Wrongful Death vs. Survivorship Claims

California Injury Lawyer
Wrongful Death Claims

A wrongful death lawsuit is one where one person responsible for causing the death of another person, lacks any lawful excuse for the same. Under the California state law, wrongful death is seen as a fatality resulting from “the wrongful act or neglect of another”.

Wrongful Death Lawsuits

Some states have laws allowing close family members, or heirs, of the deceased to legally acquire compensation, for losses that they suffered from the death under consideration. Filing a proper lawsuit in court allows them to pursue compensation from the defendant, as long as the latter is proven to be responsible for the fatality. With a competent California injury lawyer handling the case, the chances of obtaining this become much greater.

Some states also allow suing the defendant’s insurance company, while in others, the defendant is legally obligated to notify their insurer of the claim leveled against them. Wrongful death lawsuits fall under the civil action category, and are different from criminal prosecution for manslaughter or homicide. In each of the latter cases, the government brings the lawsuit upon the wrongdoer.

Being a civil action, a wrongful death case does not allow seeking punishment or imprisonment; only monetary damages can be acquired, and that too, only if a charge of neglect or deliberate intent is proven.

Survivorship Claims

Instead of awarding compensation for losses from another person’s death, survivorship claims are a way for the estate of the deceased to acquire compensation for losses suffered by the deceased, before their passing. Said losses need to be a proven result of negligent or wrongful conduct on the defendant’s side.

Damages that the plaintiff can pursue include medical expenses, ambulance fees, loss of earning while being hospitalized, etc.

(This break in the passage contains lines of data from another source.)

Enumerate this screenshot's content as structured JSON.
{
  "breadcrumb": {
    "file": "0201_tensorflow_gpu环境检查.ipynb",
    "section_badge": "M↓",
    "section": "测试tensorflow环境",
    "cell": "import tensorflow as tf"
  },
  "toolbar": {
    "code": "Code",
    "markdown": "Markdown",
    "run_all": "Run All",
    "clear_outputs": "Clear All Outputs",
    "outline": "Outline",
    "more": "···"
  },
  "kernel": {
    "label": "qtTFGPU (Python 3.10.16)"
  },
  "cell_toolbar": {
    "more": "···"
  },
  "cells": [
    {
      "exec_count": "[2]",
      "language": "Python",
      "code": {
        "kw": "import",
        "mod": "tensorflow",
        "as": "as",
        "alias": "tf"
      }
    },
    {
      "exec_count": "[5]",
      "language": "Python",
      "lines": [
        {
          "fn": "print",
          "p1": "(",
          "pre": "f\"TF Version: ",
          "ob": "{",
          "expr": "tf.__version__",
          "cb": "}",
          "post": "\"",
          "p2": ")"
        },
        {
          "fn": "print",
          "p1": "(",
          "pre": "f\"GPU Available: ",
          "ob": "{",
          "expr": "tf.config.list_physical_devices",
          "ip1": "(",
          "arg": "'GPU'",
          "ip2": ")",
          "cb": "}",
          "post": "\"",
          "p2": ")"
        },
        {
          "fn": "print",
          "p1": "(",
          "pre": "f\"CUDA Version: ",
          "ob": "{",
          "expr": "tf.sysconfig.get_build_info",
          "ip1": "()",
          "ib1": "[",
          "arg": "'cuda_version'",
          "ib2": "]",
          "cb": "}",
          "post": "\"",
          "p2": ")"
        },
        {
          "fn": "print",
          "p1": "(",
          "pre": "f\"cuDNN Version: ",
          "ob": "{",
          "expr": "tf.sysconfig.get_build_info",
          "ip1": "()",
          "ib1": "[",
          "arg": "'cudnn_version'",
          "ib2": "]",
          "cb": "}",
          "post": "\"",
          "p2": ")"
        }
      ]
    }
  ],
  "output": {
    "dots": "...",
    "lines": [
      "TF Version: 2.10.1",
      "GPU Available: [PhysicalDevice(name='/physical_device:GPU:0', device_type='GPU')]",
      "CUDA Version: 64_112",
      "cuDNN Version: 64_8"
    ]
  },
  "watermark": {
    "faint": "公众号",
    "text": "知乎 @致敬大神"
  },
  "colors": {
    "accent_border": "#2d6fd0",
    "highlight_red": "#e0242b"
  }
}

California does not allow seeking damages for pain and suffering incurred by the deceased within a survivorship lawsuit, but does allow pursuing compensation for losses resulting from neglect or abuse in a dependent care facility.

Damages recovered by the estate’s personal representative from a survivorship claim, are thenceforth the property of that estate. These damages are distributed among the heirs of the deceased, either according to the latter’s will, or absent that, stipulations or guidelines provided by the state law.

Expenses incurred by the estate due to or following the death, including expenses for burial and funeral, are normally required to be clumped with the wrongful death claim. Despite this and the survivorship claim being distinct in the legal sense, they are usually covered under the same lawsuit.